1.1 Eine Geschichte der deutschen Sprache ist eine Geschichte für die deutsche Sprache
Eine Geschichte der deutschen Sprache bzw. eine deutsche Sprachgeschichte zu schreiben heißt nicht, die Geschichte der deutschen Sprache aufzuschreiben oder zu erzählen, mit der Voraussetzung, die deutsche Sprache habe eine Geschichte durchlaufen. Eine Geschichte der deutschen Sprache bzw. eine deutsche Sprachgeschichte zu schreiben heißt vielmehr, eine Geschichte für die deutsche Sprache zu schreiben, ihr als Nutznießer des historiographischen Handelns eine Geschichte zuzuschreiben und sie anderen zum Lesen, Verstehen und Erinnern an die Hand zu geben. Damit ist mehr gemeint als nur das konstruktivistische Bekenntnis, dass die deutsche Sprache an sich keine Geschichte hat, sondern dass der Historiograph ihr eine solche zuschreibt. Eine Geschichte für die deutsche Sprache zu schreiben setzt vielmehr eine spezifisch historiographische Parteinahme für die deutsche Sprache voraus: Nur wenn der Historiograph der deutschen Sprache zubilligt, dass sie eine Geschichte verdient hat, dass sie ihm diesen Aufwand wirklich wert ist, dann wird er ihr eine Geschichte schreiben. Und nur, wenn der Leser diese Auffassung teilt, dann wird er auch die Mühe aufbringen, diese Geschichte verstehend und erinnernd zu verarbeiten. So muss man sich den historischen Kontext der ersten hier behandelten Geschichte der deutschen Sprache von Jacob Grimm (1848) vorstellen. Und so soll man auch die textsortenspezifische Aufgabe verstehen, die ich an die aktuellen Sprachgeschichten herantrage: Eine Sprachgeschichte, die nicht für die deutsche Sprache geschrieben wird – für welche Aspekte der deutschen Sprache man sich dabei auch immer engagiert – muss als historiographischer Text scheitern.

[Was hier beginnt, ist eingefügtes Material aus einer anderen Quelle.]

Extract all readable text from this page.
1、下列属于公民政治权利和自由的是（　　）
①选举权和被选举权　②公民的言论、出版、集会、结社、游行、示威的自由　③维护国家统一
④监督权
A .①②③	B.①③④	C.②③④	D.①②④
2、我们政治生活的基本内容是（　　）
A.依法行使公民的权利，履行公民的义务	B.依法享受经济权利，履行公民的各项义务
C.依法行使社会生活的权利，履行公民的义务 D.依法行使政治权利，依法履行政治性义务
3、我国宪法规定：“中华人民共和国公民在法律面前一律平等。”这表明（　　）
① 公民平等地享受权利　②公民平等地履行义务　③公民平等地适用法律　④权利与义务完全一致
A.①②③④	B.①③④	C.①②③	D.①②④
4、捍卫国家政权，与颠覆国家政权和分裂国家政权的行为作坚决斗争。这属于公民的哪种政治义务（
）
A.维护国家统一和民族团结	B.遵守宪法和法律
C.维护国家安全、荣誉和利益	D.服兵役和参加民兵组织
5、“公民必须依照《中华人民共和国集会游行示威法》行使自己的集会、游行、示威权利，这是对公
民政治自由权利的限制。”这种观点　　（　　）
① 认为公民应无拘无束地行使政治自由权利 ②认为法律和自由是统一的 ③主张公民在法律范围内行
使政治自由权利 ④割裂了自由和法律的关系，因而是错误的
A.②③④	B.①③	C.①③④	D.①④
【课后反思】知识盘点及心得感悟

Eine Geschichte der deutschen Sprache ist eine Geschichte über die deutsche Sprache und für die deutsche Sprache. Das mag etwas betulich klingen, und deshalb bleiben die Autoren bei der nominalen Komprimierung und Zweideutigkeit. Das Genitivattribut ist ambivalent: Man kann es zum einen als Genitivus subiectivus verstehen, mit der Bedeutung: Die deutsche Sprache hat eine Geschichte durchlaufen, die deutsche Sprache geschah in der Zeit, und diese Zeit, diese Vergangenheit gehört nun zu ihr (eine Variante des possessiven Genitivs „im weiten Sinn“, die wohl eine lexikalische Präferenz im Umgang mit dem Ausdruck Geschichte bildet, vgl. Duden-Grammatik 92016, § 1266 ff.)1. Man kann ihn aber auch als Genitivus possessivus im engeren Sinn auffassen: Die deutsche Sprache hat eine Geschichte, so wie manche Leute eine hohe Stirn, ein großes Auto oder politische Macht haben. Der Genitivus possessivus im engeren Sinn wird nicht beschrieben in der Duden-Grammatik (ebd.)2. Ich meine: Mit dem Genitivus possessivus im engeren Sinn wird eine Teil-, Besitz- oder Verfügungsrelation ausgedrückt (vgl. Polenz 21988, 171). Eine Geschichte ist ein symbolisches Gut; man schreibt also eine Geschichte der deutschen Sprache so, dass man deutlich macht, inwiefern die deutsche Sprache in dieser Geschichte etwas Wertvolles besitzt, inwiefern die deutsche Sprache über ihre Geschichte wie über ein Macht- oder Handlungspotential verfügt, auch inwiefern sie sich durch ihre Geschichte als konstituierenden Teil ihrer selbst definiert oder versteht. Da man aber das Besitzen, das Verfügen und das Sich-Verstehen normalerweise Menschen zuschreibt, eröffnet der Titel zugleich eine Leerstelle: Wer kann, darf oder soll glauben, eine Geschichte zu gewinnen, wenn der deutschen Sprache eine Geschichte geschrieben wird? Der Sprachhistoriograph wendet sich an Rezipienten, die sich, wie er selbst, für die deutsche Sprache interessieren – die deutsche Sprache ist dabei aber immer irgendwie ein Umweg zu den Rezipienten selbst. Ihnen eignet er seine Geschichte der deutschen Sprache zu, als Teil ihres Selbstverständnisses, zum Wissenserwerb und zur theoretisch-praktischen Verfügung. Am Ende sollen sie sagen können: Ja, das ist auch meine Geschichte, das ist eine Geschichte für mich.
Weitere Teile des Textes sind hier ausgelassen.